What to look for in a vendor’s quality assurance process: 

When it comes to selecting a vendor, one of the most important objectives is to gather comprehensive information about their equipment testing and authentication practices. A best practice is to always favor the providers who have recognized quality certifications like ISO 9001:2008 and TL 9000.

Excellent vendors have these quality management systems with engineering teams who thoroughly develop, test, and standardize all test protocols, scripts and methodologies before implementation.  Curvature has a Spirent® test center that enables us to replicate real-world environment, traffic, device behavior, and router peering relationship emulation. To put it simply, Spirent testing is one of our many quality checks, and it’s the last step before equipment goes into inventory. Tier 1 testing (all visual inspections of physical gear) weeds out any broken components, but what the naked eye can’t see, Spirent testing’s rigorous process will shake out the hardware failure.
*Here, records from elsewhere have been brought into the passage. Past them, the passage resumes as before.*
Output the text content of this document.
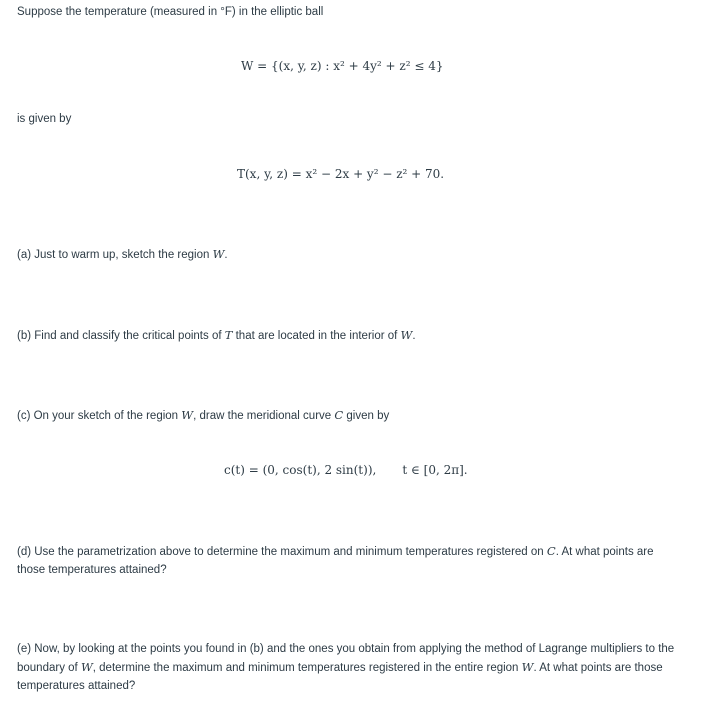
Suppose the temperature (measured in °F) in the elliptic ball
W = {(x, y, z) : x² + 4y² + z² ≤ 4}
is given by
T(x, y, z) = x² − 2x + y² − z² + 70.
(a) Just to warm up, sketch the region W.
(b) Find and classify the critical points of T that are located in the interior of W.
(c) On your sketch of the region W, draw the meridional curve C given by
c(t) = (0, cos(t), 2 sin(t)), t ∈ [0, 2π].
(d) Use the parametrization above to determine the maximum and minimum temperatures registered on C. At what points are those temperatures attained?
(e) Now, by looking at the points you found in (b) and the ones you obtain from applying the method of Lagrange multipliers to the boundary of W, determine the maximum and minimum temperatures registered in the entire region W. At what points are those temperatures attained?
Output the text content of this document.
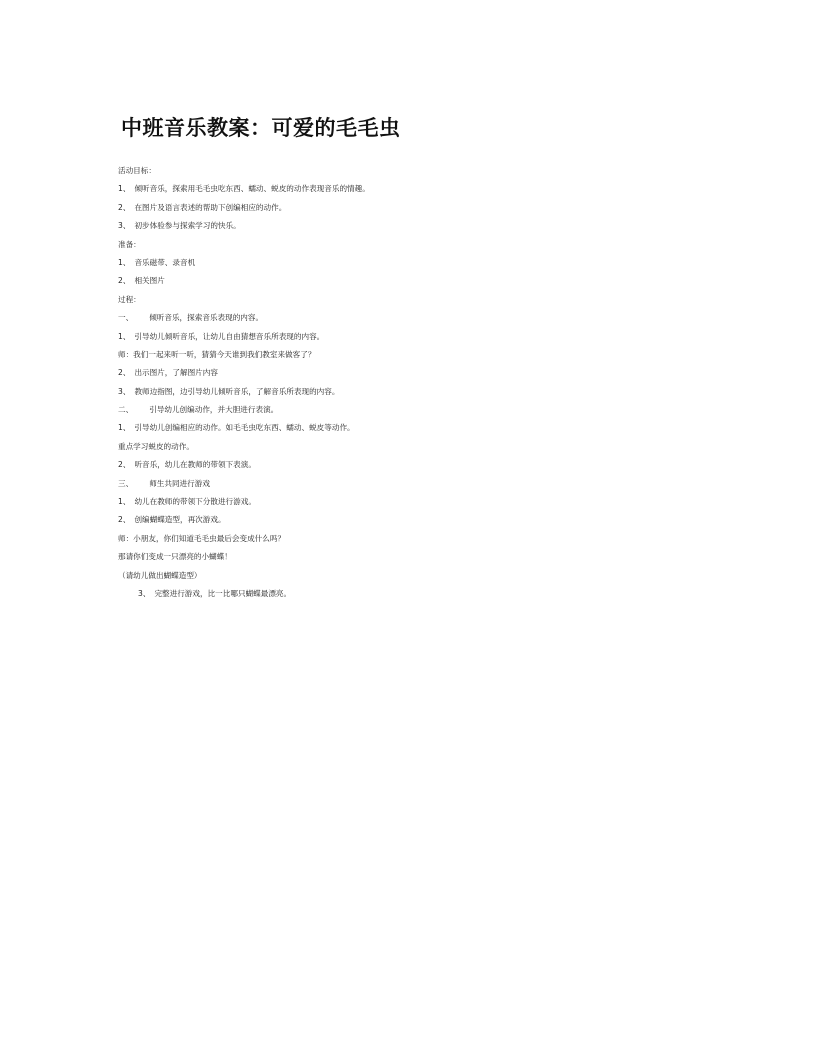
中班音乐教案：可爱的毛毛虫
活动目标：
1、 倾听音乐，探索用毛毛虫吃东西、蠕动、蜕皮的动作表现音乐的情趣。
2、 在图片及语言表述的帮助下创编相应的动作。
3、 初步体验参与探索学习的快乐。
准备：
1、 音乐磁带、录音机
2、 相关图片
过程：
一、 倾听音乐，探索音乐表现的内容。
1、 引导幼儿倾听音乐，让幼儿自由猜想音乐所表现的内容。
师：我们一起来听一听，猜猜今天谁到我们教室来做客了？
2、 出示图片，了解图片内容
3、 教师边指图，边引导幼儿倾听音乐，了解音乐所表现的内容。
二、 引导幼儿创编动作，并大胆进行表演。
1、 引导幼儿创编相应的动作。如毛毛虫吃东西、蠕动、蜕皮等动作。
重点学习蜕皮的动作。
2、 听音乐，幼儿在教师的带领下表演。
三、 师生共同进行游戏
1、 幼儿在教师的带领下分散进行游戏。
2、 创编蝴蝶造型，再次游戏。
师：小朋友，你们知道毛毛虫最后会变成什么吗？
那请你们变成一只漂亮的小蝴蝶！
（请幼儿做出蝴蝶造型）
3、 完整进行游戏，比一比哪只蝴蝶最漂亮。
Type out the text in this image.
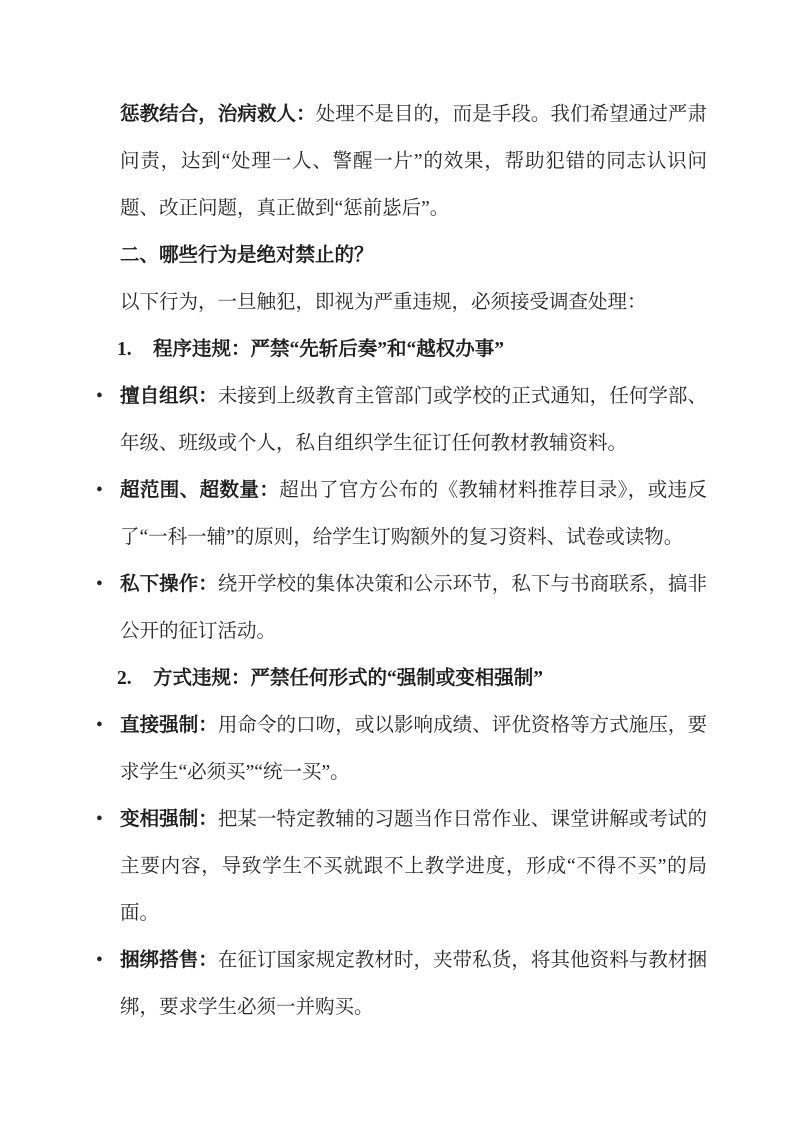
惩教结合，治病救人：处理不是目的，而是手段。我们希望通过严肃问责，达到“处理一人、警醒一片”的效果，帮助犯错的同志认识问题、改正问题，真正做到“惩前毖后”。

二、哪些行为是绝对禁止的？

以下行为，一旦触犯，即视为严重违规，必须接受调查处理：

1.	程序违规：严禁“先斩后奏”和“越权办事”
• 擅自组织：未接到上级教育主管部门或学校的正式通知，任何学部、年级、班级或个人，私自组织学生征订任何教材教辅资料。

• 超范围、超数量：超出了官方公布的《教辅材料推荐目录》，或违反了“一科一辅”的原则，给学生订购额外的复习资料、试卷或读物。

• 私下操作：绕开学校的集体决策和公示环节，私下与书商联系，搞非公开的征订活动。

2.	方式违规：严禁任何形式的“强制或变相强制”
• 直接强制：用命令的口吻，或以影响成绩、评优资格等方式施压，要求学生“必须买”“统一买”。

• 变相强制：把某一特定教辅的习题当作日常作业、课堂讲解或考试的主要内容，导致学生不买就跟不上教学进度，形成“不得不买”的局面。

• 捆绑搭售：在征订国家规定教材时，夹带私货，将其他资料与教材捆绑，要求学生必须一并购买。
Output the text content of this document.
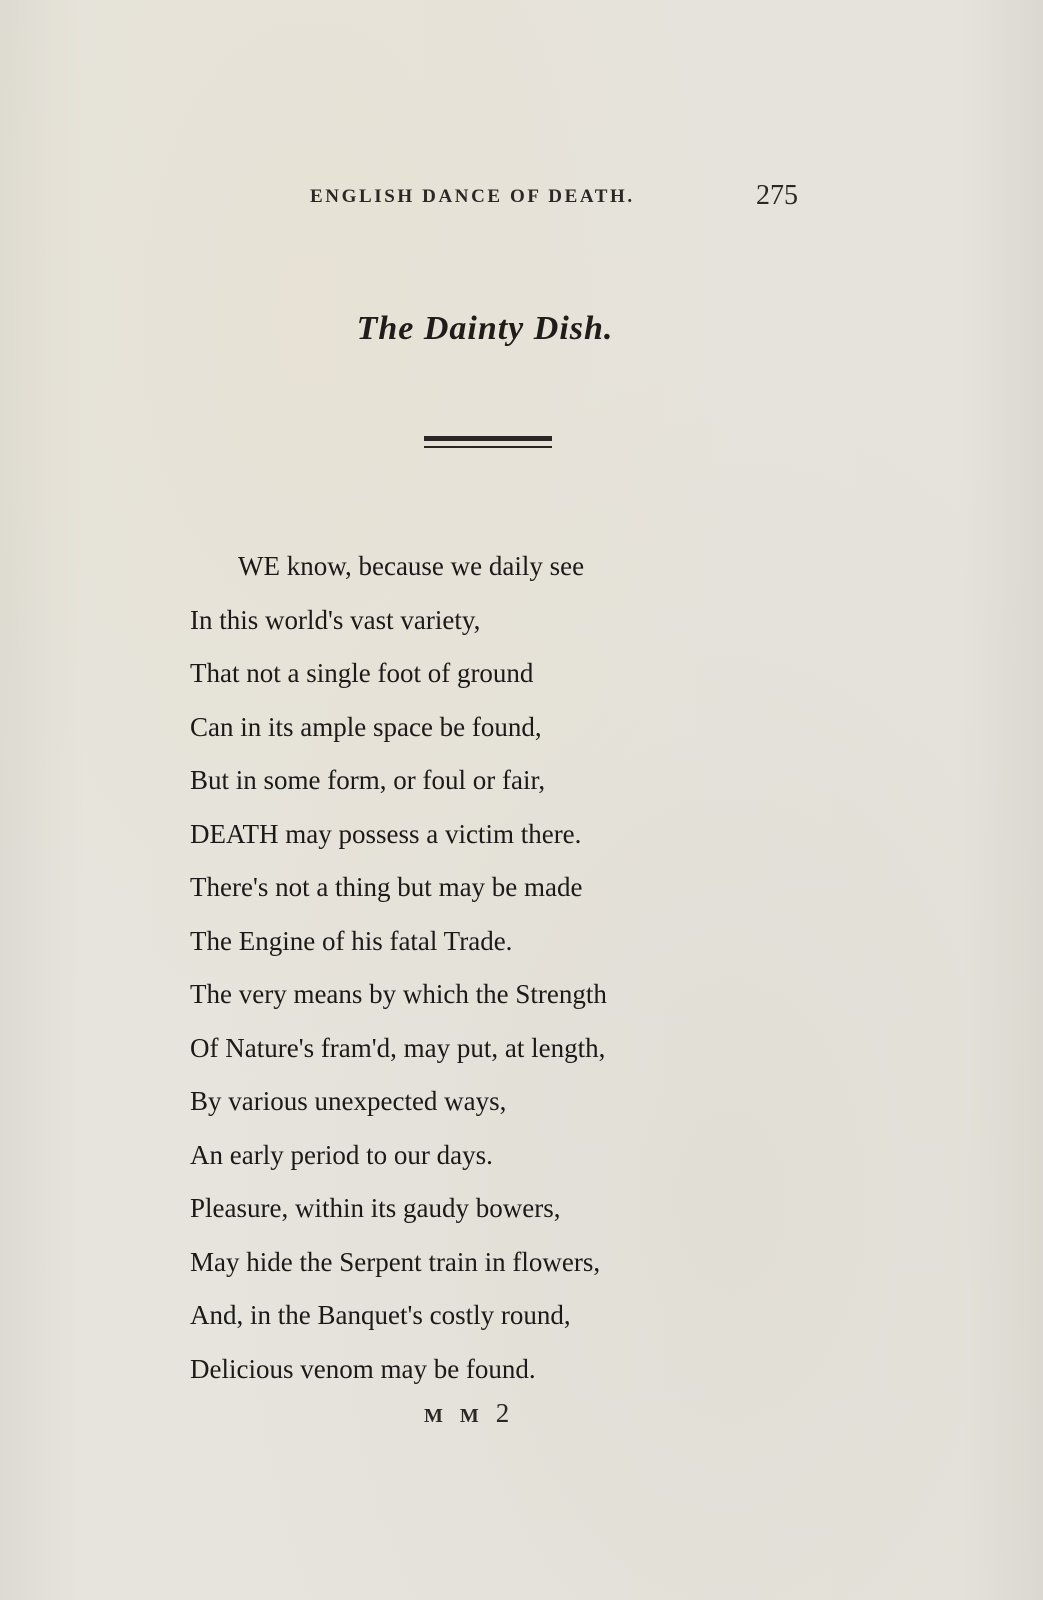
ENGLISH DANCE OF DEATH.	275
The Dainty Dish.
WE know, because we daily see
In this world's vast variety,
That not a single foot of ground
Can in its ample space be found,
But in some form, or foul or fair,
DEATH may possess a victim there.
There's not a thing but may be made
The Engine of his fatal Trade.
The very means by which the Strength
Of Nature's fram'd, may put, at length,
By various unexpected ways,
An early period to our days.
Pleasure, within its gaudy bowers,
May hide the Serpent train in flowers,
And, in the Banquet's costly round,
Delicious venom may be found.
M M 2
Before all hardware reaches our Spirent techs, it comes through our warehouse and passes through multiple quality checkpoints. The first being receiving, followed by cleaning, Tier 1 testing, and finally Spirent testing.  All this happens before the hardware reaches our inventory shelves.

Because we believe so firmly in stringent testing processes, we recommend searching for vendors that offer you this type of end-to-end, real-world testing for assured equipment performance:  

  1. Receiving, cleaning, and Tier 1 testing help verify that every piece of equipment is fully authenticated—these processes run visual inspections to spot and dispose of broken components. This process also includes basic port testing, confirming interface lights work, confirming Power on Self Test (POST), as well as clear configurations, if applicable. If the hardware passes the quality check of these first 3 departments, the gear will move in to Spirent testing.
  2. Spirent techs do one more round of visual inspections before they begin Spirent testing. Spirent testing involves configuring the hardware to simulate a real-world environment. Spirent Testing Centers are preloaded with configurations created by an in-house CCIE, and each configuration is created specifically for a piece of hardware and the hardware’s capabilities.
  3. Each interface is tested in a specific order to “stress test” each ASIC in a line card or module. A Spirent configuration may consist of a full BGP table, and all interfaces to be tested at Wire Speed for a specific period of time—the goal here is to test the dependability of the hardware.  Even if one packet is lost (let’s say out of 74 million packets), technicians should RTV the hardware so it will not make it to the inventory. In a real-world  environment, packets will get lost all the time (not always necessarily due to hardware failures), but in a controlled environment technicians expect no packets to drop. 

In the process of seeking a vendor, the ability to stress test equipment using full Line Rate testing (like Spirent), is crucial.